Others, like us, could only speculate. Internally in U.S. politics, President Obama got most of the credit for an accomplishment, while CIA Chief Panetta was profusely congratulated. If there was a delay until the media-savvy and popular General Patreus takes over as head of the clandestine venture, the reverse would be more likely. In Pakistan, the vulnerable President Zardari seems to have been spared while Army Chief Kayani and Intelligence Chief General Shuja were cornered for an explanation. But these are peripheral issues, however politically important.

A main outcome is that elimination of the major Al-Qaeda figure in the Afghan-Pakistan region will clear the way for an appropriate exit strategy. Taliban will be more amenable to a discreet deal when it is not hampered by an obligation towards a "historic" benefactor. Hamid Karzai has more leeway to bargain with opposition local chieftains like the Haqqanis, who most likely would now be inclined to accept an agreed reward in the field. The new U.S. Ambassador, Ryan Crocker, a level-headed veteran of Lebanon, Syria and Iraq, will be more likely to seize on the available openings, working closely with an equally experienced partner from the Iraq days, General David Patreus, who by then will be planning as usual, this time from a very pivotal spot in McLean, Virginia.

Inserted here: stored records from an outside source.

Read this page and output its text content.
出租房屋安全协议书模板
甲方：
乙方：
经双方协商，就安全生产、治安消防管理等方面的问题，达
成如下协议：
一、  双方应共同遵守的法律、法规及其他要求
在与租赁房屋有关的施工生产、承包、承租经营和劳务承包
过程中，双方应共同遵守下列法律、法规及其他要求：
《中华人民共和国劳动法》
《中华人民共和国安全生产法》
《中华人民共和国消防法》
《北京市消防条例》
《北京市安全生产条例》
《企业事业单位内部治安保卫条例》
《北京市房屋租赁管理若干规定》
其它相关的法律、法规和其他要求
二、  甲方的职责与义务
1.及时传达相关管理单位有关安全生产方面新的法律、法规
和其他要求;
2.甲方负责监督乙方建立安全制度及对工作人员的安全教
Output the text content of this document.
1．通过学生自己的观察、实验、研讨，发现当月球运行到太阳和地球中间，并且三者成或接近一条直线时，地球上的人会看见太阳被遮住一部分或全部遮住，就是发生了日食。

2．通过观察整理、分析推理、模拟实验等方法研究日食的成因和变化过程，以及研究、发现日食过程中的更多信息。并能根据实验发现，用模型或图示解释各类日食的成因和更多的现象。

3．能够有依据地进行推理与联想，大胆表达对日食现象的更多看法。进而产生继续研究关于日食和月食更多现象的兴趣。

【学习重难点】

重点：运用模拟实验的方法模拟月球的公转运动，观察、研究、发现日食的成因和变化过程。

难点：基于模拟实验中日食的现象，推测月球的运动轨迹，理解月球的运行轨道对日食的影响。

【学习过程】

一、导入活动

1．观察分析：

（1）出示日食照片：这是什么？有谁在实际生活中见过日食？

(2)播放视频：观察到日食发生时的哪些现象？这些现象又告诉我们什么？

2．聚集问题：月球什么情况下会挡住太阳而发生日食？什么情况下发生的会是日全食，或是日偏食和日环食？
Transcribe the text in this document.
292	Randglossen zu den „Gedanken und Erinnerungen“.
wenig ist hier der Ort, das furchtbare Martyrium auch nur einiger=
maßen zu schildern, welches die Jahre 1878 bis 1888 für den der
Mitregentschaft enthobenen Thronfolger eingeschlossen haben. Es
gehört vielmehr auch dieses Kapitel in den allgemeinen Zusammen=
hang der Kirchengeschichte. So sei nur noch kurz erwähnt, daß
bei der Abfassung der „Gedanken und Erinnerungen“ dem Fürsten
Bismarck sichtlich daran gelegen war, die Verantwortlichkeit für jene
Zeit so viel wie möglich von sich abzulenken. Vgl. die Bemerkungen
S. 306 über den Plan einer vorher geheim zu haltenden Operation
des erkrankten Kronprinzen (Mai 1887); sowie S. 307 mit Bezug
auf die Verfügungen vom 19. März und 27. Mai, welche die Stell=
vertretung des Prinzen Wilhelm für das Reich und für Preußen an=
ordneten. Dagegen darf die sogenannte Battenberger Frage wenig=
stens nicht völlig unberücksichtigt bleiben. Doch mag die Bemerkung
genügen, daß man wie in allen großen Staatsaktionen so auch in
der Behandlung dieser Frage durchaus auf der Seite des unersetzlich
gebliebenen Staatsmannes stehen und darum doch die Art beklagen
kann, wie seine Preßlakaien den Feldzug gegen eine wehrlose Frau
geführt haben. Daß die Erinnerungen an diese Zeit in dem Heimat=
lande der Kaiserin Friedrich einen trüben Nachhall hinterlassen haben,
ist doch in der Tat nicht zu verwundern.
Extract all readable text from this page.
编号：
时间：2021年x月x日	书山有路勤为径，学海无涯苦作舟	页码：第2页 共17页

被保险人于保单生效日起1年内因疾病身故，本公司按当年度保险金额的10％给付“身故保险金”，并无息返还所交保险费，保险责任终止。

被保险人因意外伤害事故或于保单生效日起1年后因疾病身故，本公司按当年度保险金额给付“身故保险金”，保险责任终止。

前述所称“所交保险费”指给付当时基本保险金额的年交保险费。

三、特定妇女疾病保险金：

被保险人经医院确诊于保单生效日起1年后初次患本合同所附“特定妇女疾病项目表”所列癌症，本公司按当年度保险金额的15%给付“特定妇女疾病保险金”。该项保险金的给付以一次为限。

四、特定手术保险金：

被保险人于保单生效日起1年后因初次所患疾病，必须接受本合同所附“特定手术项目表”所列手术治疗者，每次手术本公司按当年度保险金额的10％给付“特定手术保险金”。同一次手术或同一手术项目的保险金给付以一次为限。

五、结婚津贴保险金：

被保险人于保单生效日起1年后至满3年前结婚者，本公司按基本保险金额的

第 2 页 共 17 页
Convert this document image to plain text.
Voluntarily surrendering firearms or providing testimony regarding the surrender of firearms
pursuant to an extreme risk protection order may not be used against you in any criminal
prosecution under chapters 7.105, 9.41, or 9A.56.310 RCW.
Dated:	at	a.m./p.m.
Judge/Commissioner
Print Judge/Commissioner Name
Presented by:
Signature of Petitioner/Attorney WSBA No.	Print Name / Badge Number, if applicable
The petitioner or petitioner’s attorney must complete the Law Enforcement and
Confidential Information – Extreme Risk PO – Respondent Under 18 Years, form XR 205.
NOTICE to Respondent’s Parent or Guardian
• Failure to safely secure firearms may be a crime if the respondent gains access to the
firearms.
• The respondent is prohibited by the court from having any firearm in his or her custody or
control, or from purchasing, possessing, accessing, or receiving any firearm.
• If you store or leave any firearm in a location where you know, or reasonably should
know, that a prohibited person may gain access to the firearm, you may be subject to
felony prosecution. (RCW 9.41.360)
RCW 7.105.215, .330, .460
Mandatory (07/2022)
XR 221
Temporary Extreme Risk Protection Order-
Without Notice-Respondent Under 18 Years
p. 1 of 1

During the last few months, U.S. officials, congressmen, and "think tanks" had intensified their search for an exit strategy from Afghanistan. A few weeks ago, two experienced diplomats with an outstanding international record, U.S. Ambassador Thomas Pickering and Algerian/U.N. Envoy Lakhdar Brahimi published an outcome of efforts by a team of experts that made a close survey of the situation there and proposed an arranged exit, including a deal with the Taliban. What was needed to activate the plan, they explained, was a "Facilitator" that would pave the way and lead the process.

Obviously, the sudden declared death of bin Laden is a major "facilitator" for an agreed exit from Afghanistan. That was an absence of a negative element. What remains to be needed now is a POSITIVE "facilitator". Whatever the name -- mediator, back-channeler, negotiator, facilitator -- could the U.N. offer a framework for the main players to declare victory and redeploy?